Con il viaggio in Mongolia il Papa ha continuato a “circondare” la Cina, perché il paese mongolo sede del 43esimo viaggio papale, si aggiunge alla Corea del Sud, Giappone, Filippine, Birmania e Kazakistan, altri Paesi visitati da Francesco e che, in qualche modo, sono intorno a Pechino. Il viaggio in Mongolia, paese strategicamente situato tra Russia e Cina, si può in un certo senso ritenere parte di quel lento e periclitante processo di avvicinamento all’impero cinese che è stato iniziato da papa Bergoglio fin dalla sua elezione nel 2013.
L’immagine finale della messa di Francesco celebrata a Ulan Bator, quella con il cardinale John Tong e il cardinale eletto Stephen Chow, rispettivamente vescovo emerito e vescovo ordinario di Hong Kong, è la plastica fotografia di questa attenzione del Papa per la Cina. È il sogno del gesuita missionario, condotto quasi con speranza teologica, più che con ottimismo terreno, visto che le reiterate aperture della Santa Sede non sono certo ricambiate nei fatti con altrettanta apertura da parte del regime cinese.
Basti pensare al famigerato accordo segreto che nel 2018 Francesco ha fortissimamente voluto per la nomina congiunta dei vescovi da parte del Vaticano e di Pechino.
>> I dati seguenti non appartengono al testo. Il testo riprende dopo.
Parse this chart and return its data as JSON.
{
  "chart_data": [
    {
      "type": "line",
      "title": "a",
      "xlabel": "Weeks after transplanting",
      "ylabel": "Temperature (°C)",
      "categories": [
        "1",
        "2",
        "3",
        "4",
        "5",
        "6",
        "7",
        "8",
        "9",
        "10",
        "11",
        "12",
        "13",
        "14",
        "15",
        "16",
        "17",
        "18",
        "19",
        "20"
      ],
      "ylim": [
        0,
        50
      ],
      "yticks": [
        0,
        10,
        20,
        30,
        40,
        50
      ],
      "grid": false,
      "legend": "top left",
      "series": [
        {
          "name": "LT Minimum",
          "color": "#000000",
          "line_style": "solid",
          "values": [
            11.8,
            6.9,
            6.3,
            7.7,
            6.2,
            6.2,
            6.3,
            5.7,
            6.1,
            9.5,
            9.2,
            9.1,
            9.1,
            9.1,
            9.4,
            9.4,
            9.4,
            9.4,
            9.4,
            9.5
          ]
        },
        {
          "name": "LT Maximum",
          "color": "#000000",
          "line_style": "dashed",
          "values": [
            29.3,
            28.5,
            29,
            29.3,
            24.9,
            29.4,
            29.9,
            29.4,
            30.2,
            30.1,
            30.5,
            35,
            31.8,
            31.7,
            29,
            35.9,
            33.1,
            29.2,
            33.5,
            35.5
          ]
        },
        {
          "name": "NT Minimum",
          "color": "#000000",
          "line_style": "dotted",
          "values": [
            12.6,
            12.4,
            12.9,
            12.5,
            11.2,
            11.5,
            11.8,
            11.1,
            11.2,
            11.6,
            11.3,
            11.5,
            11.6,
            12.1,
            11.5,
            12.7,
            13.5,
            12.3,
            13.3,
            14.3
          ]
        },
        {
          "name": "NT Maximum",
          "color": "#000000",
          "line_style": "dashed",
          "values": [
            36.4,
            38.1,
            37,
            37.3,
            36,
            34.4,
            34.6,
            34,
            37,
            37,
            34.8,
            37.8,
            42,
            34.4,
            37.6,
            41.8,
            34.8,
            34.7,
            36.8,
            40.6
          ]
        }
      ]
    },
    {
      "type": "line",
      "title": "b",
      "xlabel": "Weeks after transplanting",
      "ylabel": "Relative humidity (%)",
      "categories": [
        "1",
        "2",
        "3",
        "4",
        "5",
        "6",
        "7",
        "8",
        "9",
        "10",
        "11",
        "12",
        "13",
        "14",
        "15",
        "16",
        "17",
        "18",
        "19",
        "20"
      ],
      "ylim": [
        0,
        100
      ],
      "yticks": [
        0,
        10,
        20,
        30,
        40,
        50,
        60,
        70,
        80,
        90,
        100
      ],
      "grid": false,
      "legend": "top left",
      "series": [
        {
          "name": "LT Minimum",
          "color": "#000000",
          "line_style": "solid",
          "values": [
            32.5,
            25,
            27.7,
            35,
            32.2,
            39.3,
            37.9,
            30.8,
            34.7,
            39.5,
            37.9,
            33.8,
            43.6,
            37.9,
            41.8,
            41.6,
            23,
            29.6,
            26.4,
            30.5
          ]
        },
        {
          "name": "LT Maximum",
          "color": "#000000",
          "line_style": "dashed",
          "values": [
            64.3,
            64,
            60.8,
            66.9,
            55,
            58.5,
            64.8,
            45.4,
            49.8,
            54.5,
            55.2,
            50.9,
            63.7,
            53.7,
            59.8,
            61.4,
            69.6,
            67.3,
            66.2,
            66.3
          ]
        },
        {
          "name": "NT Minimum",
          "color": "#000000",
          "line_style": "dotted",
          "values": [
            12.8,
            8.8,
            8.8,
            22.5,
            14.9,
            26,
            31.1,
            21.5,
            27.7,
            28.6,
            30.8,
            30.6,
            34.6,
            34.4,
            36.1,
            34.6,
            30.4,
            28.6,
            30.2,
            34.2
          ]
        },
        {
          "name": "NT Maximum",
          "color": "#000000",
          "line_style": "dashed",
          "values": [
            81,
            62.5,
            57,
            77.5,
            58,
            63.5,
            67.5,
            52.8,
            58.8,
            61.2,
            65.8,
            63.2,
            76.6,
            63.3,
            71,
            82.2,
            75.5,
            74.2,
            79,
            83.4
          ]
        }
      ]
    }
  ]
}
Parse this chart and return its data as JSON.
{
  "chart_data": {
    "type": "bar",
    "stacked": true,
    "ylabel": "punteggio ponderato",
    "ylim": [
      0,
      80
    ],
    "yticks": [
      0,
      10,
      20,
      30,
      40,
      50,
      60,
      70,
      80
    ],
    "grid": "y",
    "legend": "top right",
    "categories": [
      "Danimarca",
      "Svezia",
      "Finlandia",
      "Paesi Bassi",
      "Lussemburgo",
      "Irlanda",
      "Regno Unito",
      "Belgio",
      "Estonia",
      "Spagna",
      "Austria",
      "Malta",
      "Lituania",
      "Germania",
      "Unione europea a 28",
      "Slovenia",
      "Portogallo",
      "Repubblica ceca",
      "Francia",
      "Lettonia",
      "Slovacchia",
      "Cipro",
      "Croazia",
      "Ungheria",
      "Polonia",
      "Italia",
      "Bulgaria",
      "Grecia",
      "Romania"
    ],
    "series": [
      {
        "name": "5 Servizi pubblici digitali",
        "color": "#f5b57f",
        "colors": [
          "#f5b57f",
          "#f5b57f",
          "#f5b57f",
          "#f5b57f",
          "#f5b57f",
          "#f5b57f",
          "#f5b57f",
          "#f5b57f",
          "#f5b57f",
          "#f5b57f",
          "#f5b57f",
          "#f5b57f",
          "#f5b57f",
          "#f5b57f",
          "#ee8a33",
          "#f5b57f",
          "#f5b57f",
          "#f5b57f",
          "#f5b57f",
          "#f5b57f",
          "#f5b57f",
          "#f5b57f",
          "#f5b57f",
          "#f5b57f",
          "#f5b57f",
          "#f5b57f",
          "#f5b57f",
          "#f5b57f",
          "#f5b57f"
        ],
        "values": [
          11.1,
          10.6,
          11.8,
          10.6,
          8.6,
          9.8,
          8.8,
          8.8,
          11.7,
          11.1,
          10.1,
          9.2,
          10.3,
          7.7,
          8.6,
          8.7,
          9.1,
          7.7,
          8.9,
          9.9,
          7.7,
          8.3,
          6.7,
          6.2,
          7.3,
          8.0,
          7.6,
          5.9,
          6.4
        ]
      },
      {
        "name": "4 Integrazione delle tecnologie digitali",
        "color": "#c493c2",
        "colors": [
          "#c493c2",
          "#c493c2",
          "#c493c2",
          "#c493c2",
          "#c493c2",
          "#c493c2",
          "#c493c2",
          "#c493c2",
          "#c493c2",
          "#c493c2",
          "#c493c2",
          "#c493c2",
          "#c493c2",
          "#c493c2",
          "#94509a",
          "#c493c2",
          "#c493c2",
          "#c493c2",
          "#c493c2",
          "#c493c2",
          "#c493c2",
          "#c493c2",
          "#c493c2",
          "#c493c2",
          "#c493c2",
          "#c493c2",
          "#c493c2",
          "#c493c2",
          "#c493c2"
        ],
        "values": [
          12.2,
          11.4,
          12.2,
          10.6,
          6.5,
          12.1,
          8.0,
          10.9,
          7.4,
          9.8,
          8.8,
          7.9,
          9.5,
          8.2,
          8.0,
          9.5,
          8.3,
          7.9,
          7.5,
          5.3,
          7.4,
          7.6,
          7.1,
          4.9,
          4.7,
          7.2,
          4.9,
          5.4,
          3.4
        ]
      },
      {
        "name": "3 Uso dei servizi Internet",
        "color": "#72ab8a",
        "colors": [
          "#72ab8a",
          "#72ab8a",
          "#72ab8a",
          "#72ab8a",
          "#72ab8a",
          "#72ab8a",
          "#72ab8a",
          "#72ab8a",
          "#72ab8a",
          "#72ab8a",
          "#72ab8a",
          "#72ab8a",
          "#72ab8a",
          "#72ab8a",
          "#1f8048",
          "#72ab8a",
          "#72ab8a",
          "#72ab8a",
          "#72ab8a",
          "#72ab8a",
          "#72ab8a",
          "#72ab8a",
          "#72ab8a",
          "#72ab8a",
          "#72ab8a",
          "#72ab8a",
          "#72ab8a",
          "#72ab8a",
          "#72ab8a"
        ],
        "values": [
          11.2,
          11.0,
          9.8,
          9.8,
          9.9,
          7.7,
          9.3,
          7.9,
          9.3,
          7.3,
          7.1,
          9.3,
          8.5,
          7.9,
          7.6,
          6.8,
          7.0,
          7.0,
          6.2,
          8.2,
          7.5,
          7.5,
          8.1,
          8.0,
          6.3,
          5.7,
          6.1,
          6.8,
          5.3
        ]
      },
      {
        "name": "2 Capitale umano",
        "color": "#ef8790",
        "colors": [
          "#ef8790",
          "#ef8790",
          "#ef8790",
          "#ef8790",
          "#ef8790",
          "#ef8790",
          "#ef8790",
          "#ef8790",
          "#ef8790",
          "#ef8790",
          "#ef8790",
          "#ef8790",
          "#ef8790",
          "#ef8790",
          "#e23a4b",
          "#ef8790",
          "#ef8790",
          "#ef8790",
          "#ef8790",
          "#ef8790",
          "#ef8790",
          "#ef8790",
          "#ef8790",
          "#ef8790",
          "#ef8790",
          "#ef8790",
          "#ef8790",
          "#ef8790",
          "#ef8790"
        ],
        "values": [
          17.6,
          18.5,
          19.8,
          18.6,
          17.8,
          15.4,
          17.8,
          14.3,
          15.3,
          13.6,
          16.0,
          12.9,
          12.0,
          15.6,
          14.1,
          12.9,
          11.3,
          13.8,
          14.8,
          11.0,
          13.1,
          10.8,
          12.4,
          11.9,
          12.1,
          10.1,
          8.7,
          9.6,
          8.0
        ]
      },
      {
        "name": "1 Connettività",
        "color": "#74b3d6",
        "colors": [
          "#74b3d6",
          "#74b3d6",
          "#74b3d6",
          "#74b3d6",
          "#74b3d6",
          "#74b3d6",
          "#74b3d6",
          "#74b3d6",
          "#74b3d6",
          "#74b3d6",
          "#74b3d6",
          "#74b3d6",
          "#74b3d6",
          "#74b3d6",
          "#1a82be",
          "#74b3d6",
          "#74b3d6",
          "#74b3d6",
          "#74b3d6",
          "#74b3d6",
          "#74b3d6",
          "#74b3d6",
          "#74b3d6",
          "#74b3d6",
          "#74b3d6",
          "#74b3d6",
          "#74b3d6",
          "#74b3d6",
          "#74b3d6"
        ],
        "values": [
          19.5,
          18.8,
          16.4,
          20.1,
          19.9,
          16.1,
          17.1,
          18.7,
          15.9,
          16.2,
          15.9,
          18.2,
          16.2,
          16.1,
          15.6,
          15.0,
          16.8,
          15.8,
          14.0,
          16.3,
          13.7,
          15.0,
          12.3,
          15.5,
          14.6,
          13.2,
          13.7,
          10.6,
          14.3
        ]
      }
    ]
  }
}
Il problema è che dopo il rinnovo dell’accordo nel 2022 il governo cinese ha preso in mano il pallino, spingendosi a nominare almeno un paio di vescovi senza sentire il Papa.
Ma anche ieri sull’aereo di ritorno dalla Mongolia, Francesco ha fatto sapere la sua volontà indefessa di aprire una Via della Seta: «I canali sono molto aperti per la nomina dei vescovi e c’è una commissione che da tempo lavora con il governo cinese e con il Vaticano. Poi ci sono alcuni preti o intellettuali cattolici che sono invitati spesso nelle università cinesi a tenere corsi. Credo che dobbiamo andare avanti nell’aspetto religioso, per capirci di più e perché i cittadini cinesi non pensino che la Chiesa non accetti la loro cultura e i loro valori e dipenda da un’altra potenza straniera».
Il Papa aveva persino salutato, come è prassi, il presidente cinese Xi Jinping mentre sorvolava lo spazio aereo della Cina all’andata nel volo Roma-Ulan Bator. E questa volta è persino arrivata la risposta, con le parole del portavoce del Ministero degli Esteri: la Cina «è pronta a continuare a lavorare con il Vaticano per impegnarsi in un dialogo costruttivo, migliorare la comprensione, rafforzare la fiducia reciproca per miglioramento delle relazioni tra i due Paesi».
Ma alla grande speranza di Francesco non corrisponde poi nei fatti una concreta apertura da parte di Pechino, basti pensare a un gruppo di vescovi che pur essendo riconosciuti dall’accordo bilaterale, sono tenuti sotto sorveglianza, altri vescovi, una decina, sono agli arresti e di altri quattro vescovi “clandestini” non si hanno notizie. Questi vescovi “clandestini” sono tali perché sono sempre rimasti fedeli a Roma a costo di sacrificare la propria libertà e persino la vita. Una situazione imbarazzante che però non ferma la lunga marcia del Papa sulla Cina, tanto che recentemente tramite la Segreteria di Stato è stata chiesta una forma permanente di dialogo con sede a Pechino; e il cardinale Zuppi, incaricato da Francesco sulla via della pace tra Russia e Ucraina, sta progettando l’ultima tappa della sua missione che dopo Kiev, Mosca e Washington, appunto lo condurrebbe nella capitale cinese.
Per Pechino ci sono e ci sono state molte occasioni, finora disattese, per passare dalle felpate e melliflue parole della diplomazia ai fatti concreti di autentica libertà religiosa, a Roma, invece, non resta che continuare a sperare di quella speranza che Paolo di Tarso indicava ai romani.